In China, it is hard to find a temple that doesn’t charge entrance fees, which provides a steady income stream.
But temples have a lot more ways to make their visitors pay. Services including burning incense sticks, bell-ringing and divination sticks drawing and interpretation are some of them.
A set of joss sticks (three per set) may cost 200 yuan (US$32.50). But if devotees want to show their sincerity, monks would talk them into going for the best and the prices of those can go up to 10,000 yuan a set.
Followers may also be asked for donations and in some temples, the amounts are even preset.
On top of these recurring incomes, there are also big tickets.
Worshippers can sponsor a particular statue. To have the honor to serve your own buddha, the price tag could run up to 50 million yuan.
Not enough cash? Monks will bring worshippers to a room where there are credit card swiping machines, according to news site Voice of China.
The temple business is so profitable that some industry black sheep even hired fake monks to run the temples and ease the labor shortage.

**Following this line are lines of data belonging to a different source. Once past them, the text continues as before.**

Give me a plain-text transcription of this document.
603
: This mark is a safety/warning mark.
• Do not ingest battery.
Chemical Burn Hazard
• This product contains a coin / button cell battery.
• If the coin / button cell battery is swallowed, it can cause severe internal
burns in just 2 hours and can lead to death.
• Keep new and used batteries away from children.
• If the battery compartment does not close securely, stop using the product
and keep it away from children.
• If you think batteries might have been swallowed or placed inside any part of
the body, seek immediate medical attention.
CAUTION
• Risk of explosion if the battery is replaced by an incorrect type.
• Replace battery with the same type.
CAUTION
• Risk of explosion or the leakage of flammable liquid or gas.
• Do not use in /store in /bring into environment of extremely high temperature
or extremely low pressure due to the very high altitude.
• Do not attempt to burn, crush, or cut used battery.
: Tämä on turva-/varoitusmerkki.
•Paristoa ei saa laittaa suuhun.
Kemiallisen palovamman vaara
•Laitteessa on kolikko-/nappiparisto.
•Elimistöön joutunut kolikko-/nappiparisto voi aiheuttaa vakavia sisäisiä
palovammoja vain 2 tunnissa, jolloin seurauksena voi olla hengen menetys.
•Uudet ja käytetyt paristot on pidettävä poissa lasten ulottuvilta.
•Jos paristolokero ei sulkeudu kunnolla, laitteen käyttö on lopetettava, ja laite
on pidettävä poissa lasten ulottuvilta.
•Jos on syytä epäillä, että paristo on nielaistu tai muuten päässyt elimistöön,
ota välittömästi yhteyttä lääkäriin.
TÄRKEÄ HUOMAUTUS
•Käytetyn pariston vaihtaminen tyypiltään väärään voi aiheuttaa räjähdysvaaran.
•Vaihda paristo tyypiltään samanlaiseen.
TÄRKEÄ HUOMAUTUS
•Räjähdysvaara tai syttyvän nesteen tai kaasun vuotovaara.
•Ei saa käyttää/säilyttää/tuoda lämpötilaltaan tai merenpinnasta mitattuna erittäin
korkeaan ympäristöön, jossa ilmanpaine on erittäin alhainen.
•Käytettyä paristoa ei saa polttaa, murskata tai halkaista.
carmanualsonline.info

Fake monks get basic salaries of about 10,000 yuan, plus commissions. A fake abbot could earn over one million yuan a year.
But they are worth the fat packages because these fake monks are typically great salesmen. They can quickly judge if the visitors are rich or poor and peddle the right products accordingly.
Easy money breeds greed. In some cases, temple operators became overly aggressive and diversified into other business.
For instance, in order to boost investment yield, an abbot in a Fujian temple decided to lend out the temple’s entire donation income to a loan shark firm owned by one of the temple’s followers.
Unfortunately, all the money was lost.